"If I have seen further," wrote Isaac Newton in a 1676 letter to Robert Hooke about studying the nature of light, "it is by standing on the shoulders of giants." Now, a study of nearly 30 million research papers and more than 5 million patents offers clues as to where more of these giants might be lurking.
A paper published by researchers at Northwestern University's Institute on Complex Systems in the journal Science Advances on Wednesday reveals that the most-cited papers rely on a specific mix of old and new research that the authors say is "nearly universal in all branches of science and technology."
The study addresses a question that lies at the heart of the scholarly enterprise: Today's research constitutes the basic building blocks for tomorrow's discoveries, but what should the composition of those blocks be? The findings point to ways to improve how researchers can assemble the richest combination of knowledge on a topic, and may also reveal deeper patterns in how humanity acquires knowledge.
"We're very interested in trying to understand where knowledge comes from, particularly breakthroughs – these insights in science and technology that are the ones really move the needle in terms of people's thinking," says Brian Uzzi, a professor at Northwestern's Kellogg School of Management and a co-author of the paper.
To find out, the researchers gathered data on citations. "What do scientists and scholars do when they start a new project or work on a new idea?" asks lead author Satyam Mukherjee, now a professor at the Indian Institute of Management Udaipur. "The first thing we do is to perform a literature review and look for related works in the past and also in recent times."
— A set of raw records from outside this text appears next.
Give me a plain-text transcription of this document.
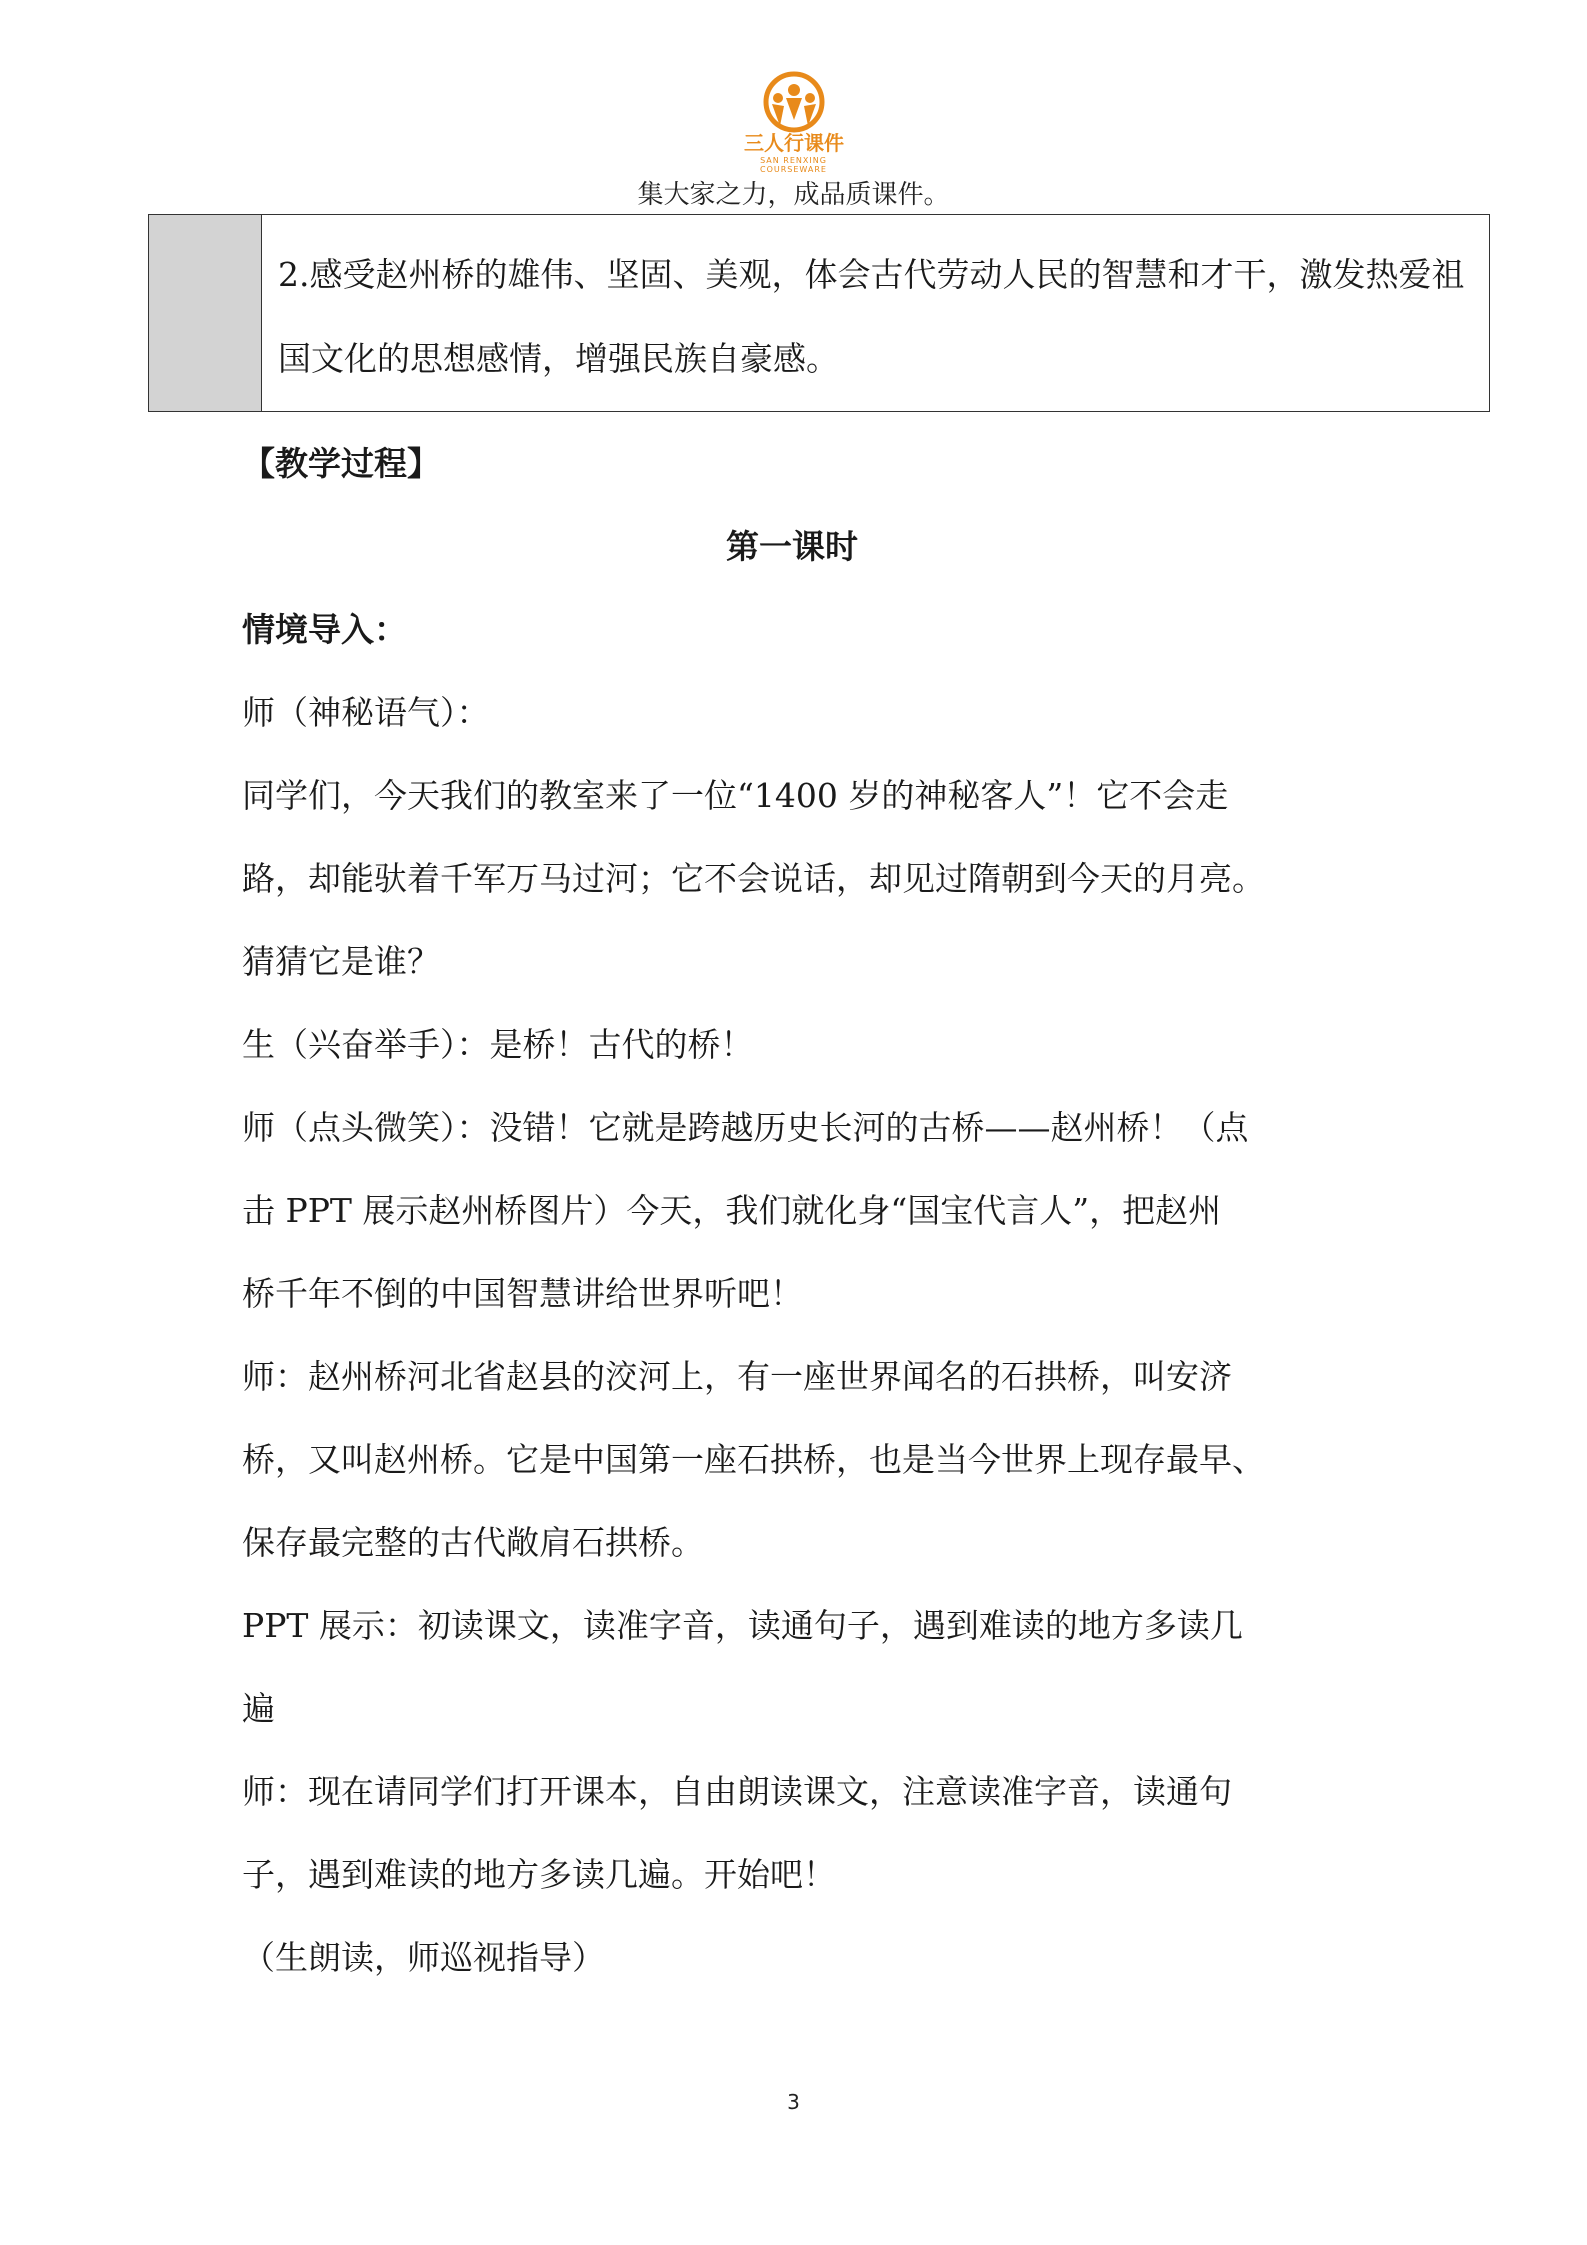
三人行课件
SAN RENXING COURSEWARE
集大家之力，成品质课件。
2.感受赵州桥的雄伟、坚固、美观，体会古代劳动人民的智慧和才干，激发热爱祖国文化的思想感情，增强民族自豪感。
【教学过程】
第一课时
情境导入：
师（神秘语气）：
同学们，今天我们的教室来了一位“1400 岁的神秘客人”！它不会走
路，却能驮着千军万马过河；它不会说话，却见过隋朝到今天的月亮。
猜猜它是谁？
生（兴奋举手）：是桥！古代的桥！
师（点头微笑）：没错！它就是跨越历史长河的古桥——赵州桥！（点
击 PPT 展示赵州桥图片）今天，我们就化身“国宝代言人”，把赵州
桥千年不倒的中国智慧讲给世界听吧！
师：赵州桥河北省赵县的洨河上，有一座世界闻名的石拱桥，叫安济
桥，又叫赵州桥。它是中国第一座石拱桥，也是当今世界上现存最早、
保存最完整的古代敞肩石拱桥。
PPT 展示：初读课文，读准字音，读通句子，遇到难读的地方多读几
遍
师：现在请同学们打开课本，自由朗读课文，注意读准字音，读通句
子，遇到难读的地方多读几遍。开始吧！
（生朗读，师巡视指导）
3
The researchers examined all 28,426,345 scientific papers in the Web of Science, an indexing service for research papers in the sciences, social sciences, arts, and humanities, from 1945 to 2013, and all 5,382,833 US patents granted between 1950 and 2010. They found that the papers and patents with the highest impact, defined as garnering the top 5 percent of citations in their field, tended to cite relatively new information, but with a long, diminishing tail into past work.
"Our research indicates that one needs to see the entire arc of a given idea or concept over time to use it most effectively in one's own work," says Professor Mukherjee.
The researchers were surprised by their findings' universality. The sweet spot – or "hotspot," as the researchers call it – between old and new research held for papers in physics, gender studies, and everything in between, from the postwar era to the present.
"I was expecting that the patterns would vary drastically by time period and academic field," says mathematician Daniel Romero, now an assistant professor at the University of Michigan's School of Information, who worked on the study as part of a postdoctoral fellowship at Northwestern. "After all, different fields have different norms for how they cite other work."
The findings address what philosopher of science Thomas Kuhn famously called "the essential tension" between tradition and innovation in scientific research. "It says something very deep about where you want to look for information," says Professor Uzzi. "And also something very deep about how knowledge itself matures through time."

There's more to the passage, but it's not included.